En un cablegrama a Kissinger, Richard Helms (jefe de la CIA) señaló que «el pretexto mas lógico para poner en marcha a los militares sería una repentina situación económica desastrosa».
«Tanto la CIA como el Departamento de Estado lograron el respaldo de las empresas estadounidenses que tenían intereses en Chile» (Anaconda Copper, ITT, Ford, Bank of America; recomendarles, incluso, que abandonaran Chile), y se hizo llegar esta advertencia: «No dejaremos que llegue una sola tuerca o tornillo a Chile si Allende se hace con el poder.

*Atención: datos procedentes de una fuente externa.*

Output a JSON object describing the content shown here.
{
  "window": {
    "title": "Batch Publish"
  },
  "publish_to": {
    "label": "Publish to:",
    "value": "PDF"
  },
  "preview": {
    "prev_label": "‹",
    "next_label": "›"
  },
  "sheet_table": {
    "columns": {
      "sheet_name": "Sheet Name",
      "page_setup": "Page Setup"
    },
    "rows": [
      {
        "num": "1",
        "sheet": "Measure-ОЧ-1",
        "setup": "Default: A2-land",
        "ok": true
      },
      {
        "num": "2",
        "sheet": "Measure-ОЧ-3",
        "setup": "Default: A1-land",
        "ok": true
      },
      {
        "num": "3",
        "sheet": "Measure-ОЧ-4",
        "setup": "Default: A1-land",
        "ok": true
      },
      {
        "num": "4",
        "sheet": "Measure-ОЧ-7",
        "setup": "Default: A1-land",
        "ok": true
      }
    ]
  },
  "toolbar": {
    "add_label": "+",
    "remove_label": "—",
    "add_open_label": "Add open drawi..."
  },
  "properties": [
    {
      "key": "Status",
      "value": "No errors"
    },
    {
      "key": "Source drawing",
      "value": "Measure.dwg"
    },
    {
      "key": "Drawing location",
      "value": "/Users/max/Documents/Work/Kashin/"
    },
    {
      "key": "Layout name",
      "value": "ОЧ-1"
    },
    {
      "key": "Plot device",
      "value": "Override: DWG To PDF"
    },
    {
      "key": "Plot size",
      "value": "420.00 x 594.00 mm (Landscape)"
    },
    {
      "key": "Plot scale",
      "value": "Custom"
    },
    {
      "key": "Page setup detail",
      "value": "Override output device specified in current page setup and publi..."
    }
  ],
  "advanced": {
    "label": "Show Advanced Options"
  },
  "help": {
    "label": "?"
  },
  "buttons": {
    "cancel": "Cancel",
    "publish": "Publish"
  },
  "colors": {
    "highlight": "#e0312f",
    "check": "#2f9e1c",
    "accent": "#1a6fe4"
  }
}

Haremos cuanto esté en nuestros manos para condenar al país y a sus habitantes a las privaciones y la pobreza más absolutas».
El embajador Korry «discutió una serie de iniciativas económicas hostiles que podrían contribuir a una rápida desaceleración de la economía y provocar una reacción militar», y después cablegrafió a Washington todo un repertorio de ideas o propuestas: difundir el rumor de un inminente racionamiento «y provocar así una gran demanda de mercancías alimenticias»; solicitar a los bancos estadounidenses que detuviesen la renovación de créditos a Chile; «hacer que las compañías extranjeras establecidas en el país se demoren tanto como sea posible, que aplacen los pedidos, la entrega de piezas de repuestos», y otras recomendaciones que reforzó días después.

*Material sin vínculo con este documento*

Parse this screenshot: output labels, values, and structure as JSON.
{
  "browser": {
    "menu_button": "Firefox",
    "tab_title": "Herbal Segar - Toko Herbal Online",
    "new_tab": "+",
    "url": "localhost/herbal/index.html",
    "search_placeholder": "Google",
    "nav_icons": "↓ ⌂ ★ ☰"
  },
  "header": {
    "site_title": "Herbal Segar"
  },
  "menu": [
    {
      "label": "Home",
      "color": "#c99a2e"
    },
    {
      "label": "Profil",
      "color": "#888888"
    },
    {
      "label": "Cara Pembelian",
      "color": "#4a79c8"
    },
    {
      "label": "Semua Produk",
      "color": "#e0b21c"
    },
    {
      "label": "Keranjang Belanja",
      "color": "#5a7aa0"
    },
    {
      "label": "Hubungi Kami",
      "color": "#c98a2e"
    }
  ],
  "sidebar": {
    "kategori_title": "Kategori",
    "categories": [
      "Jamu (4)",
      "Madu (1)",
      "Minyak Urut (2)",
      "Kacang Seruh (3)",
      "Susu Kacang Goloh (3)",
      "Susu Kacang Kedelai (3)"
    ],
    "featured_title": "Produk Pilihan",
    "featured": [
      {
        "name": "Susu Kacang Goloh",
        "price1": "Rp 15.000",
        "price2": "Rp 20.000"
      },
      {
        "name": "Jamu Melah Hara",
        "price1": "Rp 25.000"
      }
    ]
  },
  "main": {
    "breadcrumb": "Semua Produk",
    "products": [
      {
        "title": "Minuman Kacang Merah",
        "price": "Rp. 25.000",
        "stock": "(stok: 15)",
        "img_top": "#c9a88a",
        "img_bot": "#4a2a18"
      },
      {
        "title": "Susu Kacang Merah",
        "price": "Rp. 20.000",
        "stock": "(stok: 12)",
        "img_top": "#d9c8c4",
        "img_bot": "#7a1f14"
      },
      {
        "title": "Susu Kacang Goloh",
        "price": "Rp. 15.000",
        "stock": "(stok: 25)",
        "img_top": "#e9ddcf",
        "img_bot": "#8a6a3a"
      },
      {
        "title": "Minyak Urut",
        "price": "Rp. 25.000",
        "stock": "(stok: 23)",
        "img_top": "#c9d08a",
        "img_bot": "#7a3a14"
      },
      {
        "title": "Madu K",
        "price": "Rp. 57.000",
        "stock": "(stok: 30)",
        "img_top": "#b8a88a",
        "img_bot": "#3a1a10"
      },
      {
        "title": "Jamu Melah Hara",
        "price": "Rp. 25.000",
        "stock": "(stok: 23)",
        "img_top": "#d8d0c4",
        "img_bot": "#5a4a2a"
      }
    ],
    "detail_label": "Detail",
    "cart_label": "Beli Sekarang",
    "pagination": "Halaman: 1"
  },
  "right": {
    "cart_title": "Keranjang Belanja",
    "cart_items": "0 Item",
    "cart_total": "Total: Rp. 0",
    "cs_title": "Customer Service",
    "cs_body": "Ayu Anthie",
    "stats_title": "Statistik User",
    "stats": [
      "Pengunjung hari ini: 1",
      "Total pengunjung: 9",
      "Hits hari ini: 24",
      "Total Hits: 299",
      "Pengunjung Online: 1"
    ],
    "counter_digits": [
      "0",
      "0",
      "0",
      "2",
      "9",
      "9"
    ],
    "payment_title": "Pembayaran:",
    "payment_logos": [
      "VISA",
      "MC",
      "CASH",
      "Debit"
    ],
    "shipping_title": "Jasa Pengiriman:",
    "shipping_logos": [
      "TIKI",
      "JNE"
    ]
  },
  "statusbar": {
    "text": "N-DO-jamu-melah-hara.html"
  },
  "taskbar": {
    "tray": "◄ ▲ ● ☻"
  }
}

Habría que añadir la recomendada difusión de rumores sobre desabastecimiento, la promoción de cacerolazos, la división de los sindicatos y el financiamiento de las huelgas de los camineros, y naturalmente toda la política comunicativa, con El Mercurio en el epicentro.
Como pueden ver, se trata de toda una serie de lineamientos e iniciativas del más alto nivel para aplicar con miras a provocar un golpe de Estado, lo que finalmente lograron. Esto significa que esos mismos organismos de EEUU no son ajenos a las guerras económicas contra cualquier país en momentos determinados.
Por supuesto, las condiciones son totalmente distintas en Venezuela 2013; veámoslas a vuelo de pájaro: a) la Fanb tiene otra formación, de composición social distinta y la mayoría de su oficialidad, de cuadros medios y clases, está identificada con el proceso revolucionario; b) lo fundamental de la economía está controlado por el Estado, pero tiene serias deficiencias en su capacidad de abastecimiento y control de los precios; c) menor dependencia de los organismos económicos internacionales, d) (aunque sea contradictorio), los trabajadores chilenos tenían mejor organización y mayor conciencia de clase; e) existe una mayor capacidad organizativa de los sectores populares, de mujeres y jóvenes, y f) la situación regional favorable, con apoyo de sus principales países y organizaciones.